The long-standing jurisdictional friction between the Bahamian Government and the Grand Bahama Port Authority (GBPA) has reached a definitive—if complex—inflection point. Following proceedings at Atlantis involving a $357 million reimbursement claim and nearly $1 billion in counterclaims, an elite arbitration tribunal has issued a 139-page ruling.
While both parties have publicly declared a “landmark victory,” the reality is a nuanced legal compromise.
The arbitration resulted in a classic split decision that addresses the immediate financial survival of the GBPA while simultaneously asserting the supremacy of the Bahamian state. For the GBPA, the dismissal of the $357 million claim was hailed as a “stabilizing moment” for investors. However, this relief was tempered by the tribunal’s rejection of seven of the GBPA’s eight counterclaims.
The GBPA’s lone success in its billion-dollar counterclaim suite was a finding that the government breached the Hawksbill Creek Agreement (HCA) by failing to properly consider or approve specific environmental by-laws proposed by the Port.
From an economic journalism perspective, this “Double Victory” carries an underlying sovereign risk: while the ruling provides clarity, the tribunal’s determination that the government can override HCA-granted rights by statute may give future foreign direct investors (FDI) pause regarding the long-term stability of private contractual rights in the Port Area.
The government’s primary claim for $357.144 million, covering the period of 2018 to 2022, failed not on the merits of whether the Port owes money, but on a fundamental failure of the government’s chosen methodology. The claim was based on a PricewaterhouseCoopers (PwC) report that assessed the “gross cost” of government services in Freeport.
The tribunal ruled that the HCA requires a calculation on a “net cost” basis, meaning all tax revenue collected by the government within the Port Area must be offset against its expenses before a bill is issued. The tribunal’s critique of the PwC report was definitive:
“The annual cost referred to in the HCA is the net cost, not the gross cost. This would mean that to assess the cost, the government and the Port will have to factor in the amount of government revenue earned in the Port Area and that sum will be deducted to determine the net amount outstanding.”
By presenting a gross bill and ignoring the revenue it already extracts from the Port Area, the government committed a strategic oversight that rendered the $357 million figure legally unsustainable in this proceeding.
One of the most significant legal outcomes is the tribunal’s rejection of the GBPA’s claim to “sole rights” in administration. The GBPA argued that the HCA granted it exclusive control over licensing, immigration, and land development. The tribunal disagreed, finding that the state’s legislative and regulatory powers remain preserved.
The most nuanced legal finding occurred in the Customs department. The tribunal concluded that the government was and continues to be in breach of the HCA by imposing certain customs tariffs.
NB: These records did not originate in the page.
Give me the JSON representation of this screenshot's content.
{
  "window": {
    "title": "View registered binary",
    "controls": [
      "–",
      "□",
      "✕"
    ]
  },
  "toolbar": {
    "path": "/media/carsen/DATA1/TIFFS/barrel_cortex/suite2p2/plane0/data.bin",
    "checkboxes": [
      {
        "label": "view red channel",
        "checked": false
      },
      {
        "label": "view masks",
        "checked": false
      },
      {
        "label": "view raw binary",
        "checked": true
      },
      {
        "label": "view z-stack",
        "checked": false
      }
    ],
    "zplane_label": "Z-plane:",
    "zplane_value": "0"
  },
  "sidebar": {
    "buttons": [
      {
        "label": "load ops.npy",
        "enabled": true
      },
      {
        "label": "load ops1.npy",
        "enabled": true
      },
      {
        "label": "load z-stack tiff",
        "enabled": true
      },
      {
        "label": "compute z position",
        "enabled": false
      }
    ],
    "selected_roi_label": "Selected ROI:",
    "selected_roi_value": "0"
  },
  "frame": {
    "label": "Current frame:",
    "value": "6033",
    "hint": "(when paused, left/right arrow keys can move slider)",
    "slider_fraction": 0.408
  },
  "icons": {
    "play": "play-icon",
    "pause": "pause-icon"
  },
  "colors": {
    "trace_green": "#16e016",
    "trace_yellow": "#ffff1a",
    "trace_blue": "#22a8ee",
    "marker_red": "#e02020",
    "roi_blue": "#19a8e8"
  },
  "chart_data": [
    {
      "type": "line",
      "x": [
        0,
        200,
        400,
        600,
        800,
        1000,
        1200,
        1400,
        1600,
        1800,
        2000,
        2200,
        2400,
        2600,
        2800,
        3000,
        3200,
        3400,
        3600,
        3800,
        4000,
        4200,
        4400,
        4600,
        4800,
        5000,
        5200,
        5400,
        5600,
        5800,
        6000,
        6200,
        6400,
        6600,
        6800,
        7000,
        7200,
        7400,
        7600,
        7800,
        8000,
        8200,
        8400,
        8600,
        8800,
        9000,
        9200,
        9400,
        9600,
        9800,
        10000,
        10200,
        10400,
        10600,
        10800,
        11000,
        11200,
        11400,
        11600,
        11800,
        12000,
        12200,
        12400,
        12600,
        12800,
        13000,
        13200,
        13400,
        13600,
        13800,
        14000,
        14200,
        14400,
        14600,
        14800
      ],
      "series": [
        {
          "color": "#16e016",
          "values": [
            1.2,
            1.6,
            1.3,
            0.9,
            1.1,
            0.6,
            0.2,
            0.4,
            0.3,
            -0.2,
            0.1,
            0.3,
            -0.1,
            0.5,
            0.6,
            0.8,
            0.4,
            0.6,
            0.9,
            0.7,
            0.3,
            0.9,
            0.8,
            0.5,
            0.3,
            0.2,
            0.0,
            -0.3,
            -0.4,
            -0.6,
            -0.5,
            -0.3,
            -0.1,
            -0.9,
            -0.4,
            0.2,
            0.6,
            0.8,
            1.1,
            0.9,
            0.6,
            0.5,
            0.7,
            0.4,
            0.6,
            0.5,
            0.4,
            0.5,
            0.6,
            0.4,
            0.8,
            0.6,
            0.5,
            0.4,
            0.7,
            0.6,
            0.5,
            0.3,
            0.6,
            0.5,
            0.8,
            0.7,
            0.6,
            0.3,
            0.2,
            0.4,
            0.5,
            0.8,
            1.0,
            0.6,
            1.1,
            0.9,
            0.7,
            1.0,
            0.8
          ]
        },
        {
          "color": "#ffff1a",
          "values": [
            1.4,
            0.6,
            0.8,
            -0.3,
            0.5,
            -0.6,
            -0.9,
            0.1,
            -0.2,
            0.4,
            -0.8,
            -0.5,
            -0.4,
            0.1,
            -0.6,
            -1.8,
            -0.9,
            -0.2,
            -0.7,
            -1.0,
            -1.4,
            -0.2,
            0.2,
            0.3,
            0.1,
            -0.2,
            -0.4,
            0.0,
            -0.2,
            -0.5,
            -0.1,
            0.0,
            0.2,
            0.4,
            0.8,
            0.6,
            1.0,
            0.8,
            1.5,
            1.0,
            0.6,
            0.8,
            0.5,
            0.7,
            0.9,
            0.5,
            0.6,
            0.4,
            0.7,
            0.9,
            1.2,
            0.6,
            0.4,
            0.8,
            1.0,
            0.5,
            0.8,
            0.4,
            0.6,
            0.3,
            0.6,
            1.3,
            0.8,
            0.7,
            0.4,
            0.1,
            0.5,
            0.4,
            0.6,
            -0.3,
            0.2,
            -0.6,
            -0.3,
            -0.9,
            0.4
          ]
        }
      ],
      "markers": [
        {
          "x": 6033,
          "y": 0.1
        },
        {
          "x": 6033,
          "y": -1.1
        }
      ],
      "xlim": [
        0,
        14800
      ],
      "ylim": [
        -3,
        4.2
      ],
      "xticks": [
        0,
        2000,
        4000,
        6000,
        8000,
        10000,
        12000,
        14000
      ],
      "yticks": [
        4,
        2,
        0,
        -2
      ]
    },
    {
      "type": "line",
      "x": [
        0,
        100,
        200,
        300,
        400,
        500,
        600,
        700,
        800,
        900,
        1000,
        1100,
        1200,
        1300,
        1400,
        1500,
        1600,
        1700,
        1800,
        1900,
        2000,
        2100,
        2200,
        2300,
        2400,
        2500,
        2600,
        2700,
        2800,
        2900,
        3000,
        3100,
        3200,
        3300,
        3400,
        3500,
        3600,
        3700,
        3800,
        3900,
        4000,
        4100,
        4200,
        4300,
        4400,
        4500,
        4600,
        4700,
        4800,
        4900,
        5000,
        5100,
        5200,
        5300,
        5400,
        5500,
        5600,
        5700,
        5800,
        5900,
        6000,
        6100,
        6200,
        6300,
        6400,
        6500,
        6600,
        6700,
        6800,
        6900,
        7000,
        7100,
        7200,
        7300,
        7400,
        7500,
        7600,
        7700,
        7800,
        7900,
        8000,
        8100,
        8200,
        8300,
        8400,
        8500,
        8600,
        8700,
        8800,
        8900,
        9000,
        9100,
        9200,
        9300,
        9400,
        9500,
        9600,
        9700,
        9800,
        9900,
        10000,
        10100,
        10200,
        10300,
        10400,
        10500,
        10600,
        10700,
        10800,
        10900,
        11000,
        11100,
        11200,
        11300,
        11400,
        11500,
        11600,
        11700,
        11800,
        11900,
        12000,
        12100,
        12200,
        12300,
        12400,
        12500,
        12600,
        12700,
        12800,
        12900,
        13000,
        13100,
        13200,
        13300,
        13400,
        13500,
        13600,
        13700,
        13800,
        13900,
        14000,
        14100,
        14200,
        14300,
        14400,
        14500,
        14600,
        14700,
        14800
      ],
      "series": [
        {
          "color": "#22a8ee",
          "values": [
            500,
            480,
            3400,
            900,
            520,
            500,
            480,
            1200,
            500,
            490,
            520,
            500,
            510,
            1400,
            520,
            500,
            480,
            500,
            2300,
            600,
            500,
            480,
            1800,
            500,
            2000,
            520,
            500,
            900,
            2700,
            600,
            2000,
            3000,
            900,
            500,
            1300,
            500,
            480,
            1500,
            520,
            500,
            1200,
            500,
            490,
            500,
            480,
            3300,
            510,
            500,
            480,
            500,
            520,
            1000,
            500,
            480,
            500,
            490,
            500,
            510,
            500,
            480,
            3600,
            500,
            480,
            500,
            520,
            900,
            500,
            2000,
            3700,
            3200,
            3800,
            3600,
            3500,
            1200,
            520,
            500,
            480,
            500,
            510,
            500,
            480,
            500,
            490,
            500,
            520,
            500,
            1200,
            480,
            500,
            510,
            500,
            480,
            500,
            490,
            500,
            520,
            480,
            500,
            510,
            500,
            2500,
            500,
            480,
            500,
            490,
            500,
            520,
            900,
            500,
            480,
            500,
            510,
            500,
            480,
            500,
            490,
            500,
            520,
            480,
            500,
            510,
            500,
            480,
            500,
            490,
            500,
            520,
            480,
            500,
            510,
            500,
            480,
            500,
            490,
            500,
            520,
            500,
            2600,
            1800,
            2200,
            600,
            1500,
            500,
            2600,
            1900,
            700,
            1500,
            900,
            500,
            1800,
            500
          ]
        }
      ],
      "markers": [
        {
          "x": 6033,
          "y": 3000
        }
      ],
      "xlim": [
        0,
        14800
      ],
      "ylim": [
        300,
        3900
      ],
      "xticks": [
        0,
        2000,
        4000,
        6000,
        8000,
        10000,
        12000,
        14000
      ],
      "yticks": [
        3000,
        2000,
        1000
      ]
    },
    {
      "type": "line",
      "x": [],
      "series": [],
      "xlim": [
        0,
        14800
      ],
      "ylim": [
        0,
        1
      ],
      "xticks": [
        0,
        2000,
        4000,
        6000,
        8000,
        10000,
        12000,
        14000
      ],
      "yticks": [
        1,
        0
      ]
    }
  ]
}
However, the GBPA was barred from enforcing this right.
Under the legal doctrines of waiver and estoppel, the tribunal found that because the GBPA had allowed these practices to persist over time without formal challenge, they had effectively relinquished their right to claim damages for those specific breaches. This distinction that a breach exists but is no longer enforceable highlights the “use it or lose it” nature of the Port’s historic privileges.
For years, the regulation of electricity and the internet has been a jurisdictional flashpoint. The GBPA contended that under Clause 2(21) of the HCA, it held the “sole right” to operate and fix rates for utilities without government interference.
The tribunal decisively neutralized this defense, ruling that the Electricity Acts of 2015 and 2024 do not breach the HCA. This finding effectively confirms the Utilities Regulation and Competition Authority (URCA) as the lawful regulator in the Port Area.
This is of particular consequence for current litigation; by stripping the GBPA of its “sole regulator” argument, the tribunal has likely green lighted the end of the Port’s ability to secure injunctions against URCA, paving the way for a unified national regulatory framework for utilities.
The ruling revitalized a long-neglected provision in the 1994 HCA amendment. Paragraph 3 required the GBPA to pay $500,000 annually for administrative expenses, subject to a review in the fifth year. Although the government had allowed this review process to “lie dormant,” the tribunal ruled the right to a review remains “fully enforceable.”
The critical hurdle remains the “expired years” (2018–2022). While the tribunal declined to rule on how far back the government can seek retroactive payments in this specific award, they offered a significant “procedural hook.” The arbitrators noted:
“There is no basis for contending that the review is inoperable simply because it has been allowed to lie dormant by the government.”
Significantly, the tribunal expressed a willingness to resolve the “expired years” issue via a partial award if both parties consent. This offers a potential shortcut to a final settlement, sparing both the state and the Port from another protracted round of litigation over the “net cost” math. The future of Freeport now hinges on whether both sides can move past the “net cost” impasse.